Con le restrizioni legate alla pandemia e lo smartworking ancora in atto, la cucina č diventata il luogo in cui viene consumata gran parte dell’energia

Lun 06 Dic 2021 | di Domenico Zaccaria | Casa

L’estate è ormai solo un ricordo e siamo tornati alle nostre vecchie abitudini. Anche in cucina, dove con piccoli accorgimenti è possibile ridurre lo spreco di energia e l’impatto sull’ambiente. Gli ultimi difficili mesi - caratterizzati dalle restrizioni legate alla pandemia - lo hanno evidenziato in maniera chiara: tra lockdown, chiusure dei ristoranti e lavoro da remoto, la cucina è diventata il luogo in cui si consuma la gran parte dell’energia domestica. Una prima buona abitudine è utilizzare la lavastoviglie solo a pieno carico, magari preferendo la modalità “eco” ed evitando quando possibile l’asciugatura: basta aprire lo sportello per far asciugare le stoviglie con la naturale circolazione dell’aria. Spesso si fa poca attenzione allo stand-by degli elettrodomestici, che sui consumi finali può pesare fino al 16%: frigorifero a parte, si possono collegare i dispositivi ad una presa multipla dotata di interruttore che, una volta spenta, toglie del tutto l’alimentazione.

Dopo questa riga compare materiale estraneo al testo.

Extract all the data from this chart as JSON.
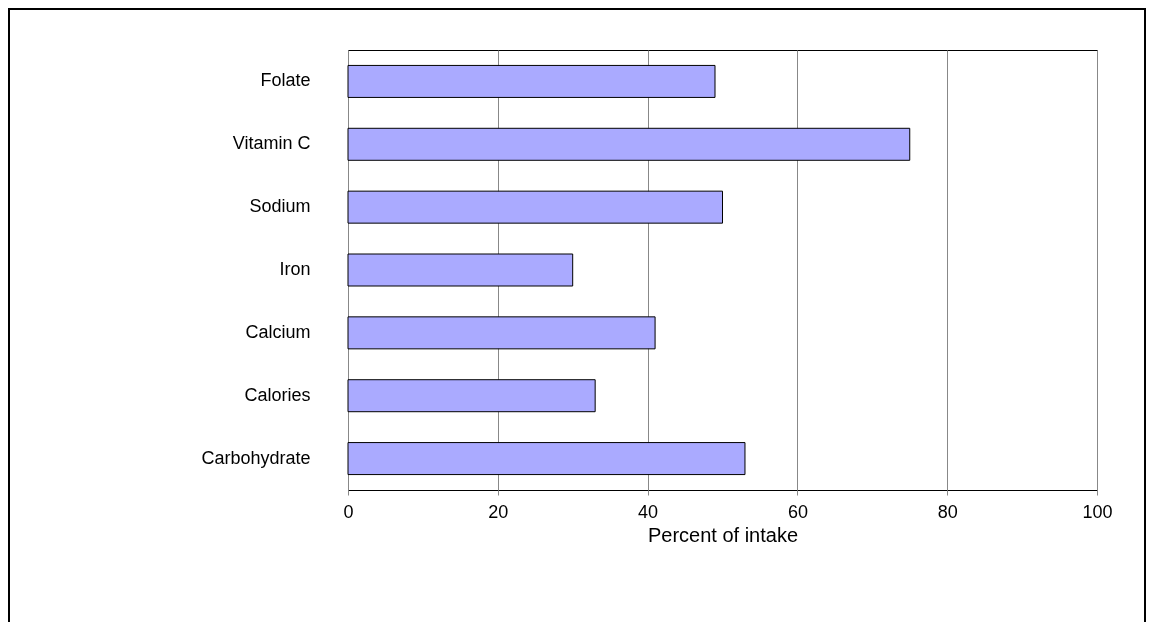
{
  "chart_data": {
    "type": "bar",
    "orientation": "horizontal",
    "xlabel": "Percent of intake",
    "categories": [
      "Folate",
      "Vitamin C",
      "Sodium",
      "Iron",
      "Calcium",
      "Calories",
      "Carbohydrate"
    ],
    "values": [
      49,
      75,
      50,
      30,
      41,
      33,
      53
    ],
    "color": "#aaaaff",
    "xlim": [
      0,
      100
    ],
    "xticks": [
      0,
      20,
      40,
      60,
      80,
      100
    ],
    "grid": "x"
  }
}
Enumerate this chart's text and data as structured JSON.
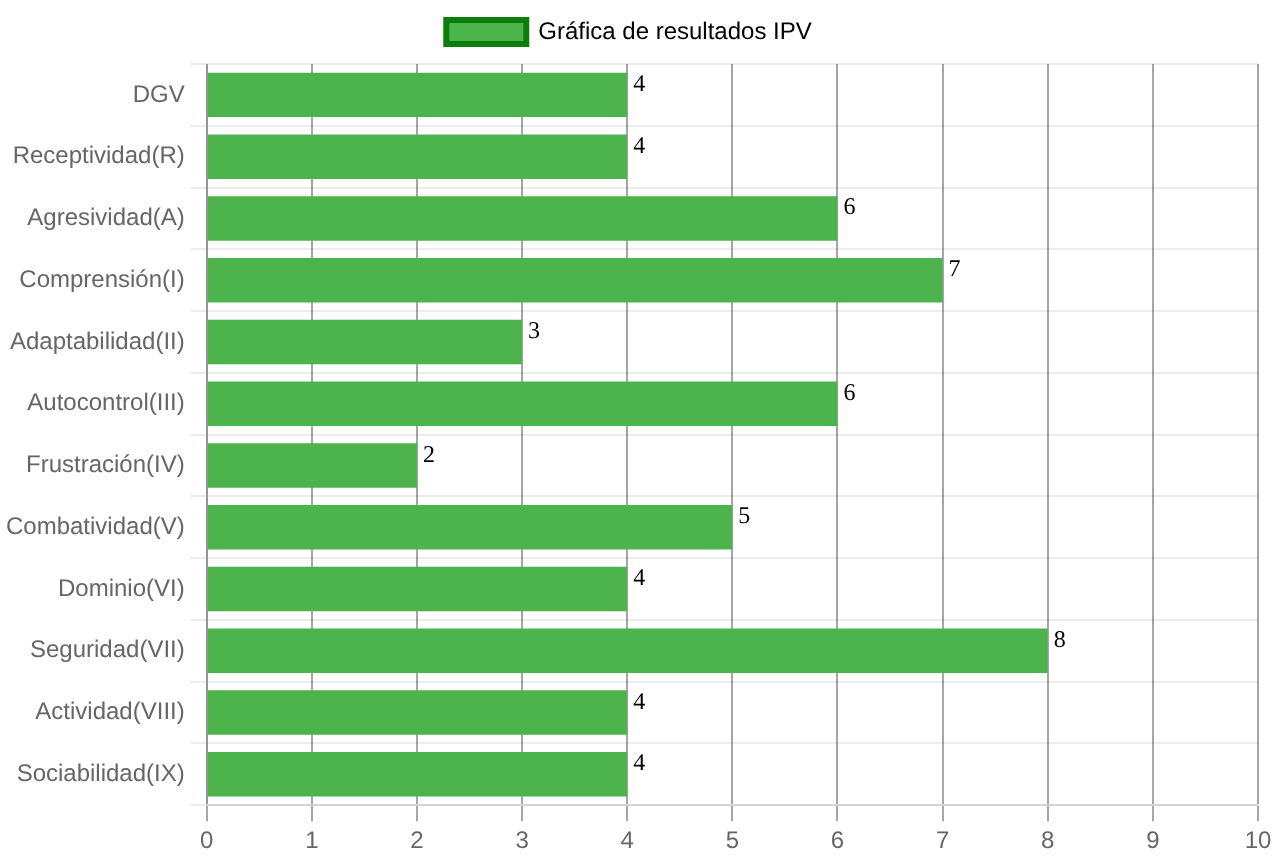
{
  "chart_data": {
    "type": "bar",
    "orientation": "horizontal",
    "categories": [
      "DGV",
      "Receptividad(R)",
      "Agresividad(A)",
      "Comprensión(I)",
      "Adaptabilidad(II)",
      "Autocontrol(III)",
      "Frustración(IV)",
      "Combatividad(V)",
      "Dominio(VI)",
      "Seguridad(VII)",
      "Actividad(VIII)",
      "Sociabilidad(IX)"
    ],
    "series": [
      {
        "name": "Gráfica de resultados IPV",
        "color": "#4db34d",
        "values": [
          4,
          4,
          6,
          7,
          3,
          6,
          2,
          5,
          4,
          8,
          4,
          4
        ]
      }
    ],
    "xlim": [
      0,
      10
    ],
    "xticks": [
      0,
      1,
      2,
      3,
      4,
      5,
      6,
      7,
      8,
      9,
      10
    ],
    "grid": true,
    "legend": "top",
    "data_labels": true
  }
}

FORNO, FRIGO E CONGELATORE, COME USARLI AL MEGLIO
Anche il forno e il frigorifero vanno usati con attenzione. Per quanto riguarda il primo è bene cuocere più pietanze contemporaneamente, e ricordarsi di spegnerlo almeno 10 minuti prima di terminare la cottura per sfruttarne la temperatura interna. Il frigorifero e il congelatore, invece, vanno tenuti lontani dalle fonti di calore e devono essere aperti solo quando è strettamente necessario; bisogna inoltre assicurarsi che il cibo sia freddo prima di riporlo nel frigorifero: mettere piatti ancora caldi produce uno sbalzo termico che fa aumentare i consumi. Ma la sostenibilità passa anche dai materiali utilizzati per cucinare come la ceramica e il vetro, che non necessitano di temperature molto elevate per la cottura in forno e assicurano la massima efficienza. Più in generale, mai come negli ultimi anni è importante scegliere l’elettrodomestico giusto: il primo marzo scorso sono entrate in vigore le nuove etichette energetiche, e i dispositivi di nuova generazione offrono migliori prestazioni, oltre a consentire di risparmiare parecchi euro in bolletta e di inquinare meno. Senza dimenticare che un elettrodomestico mal funzionante consuma di più e può arrivare perfino ad essere pericoloso: è quindi importante effettuare una manutenzione periodica, ad esempio sbrinando il congelatore e pulendo il filtro della lavastoviglie. Anche la scelta della luce è importante: illuminare la propria cucina con i led consente di ridurre i consumi del 90% rispetto alle lampadine alogene e del 66% rispetto a quelle fluorescenti.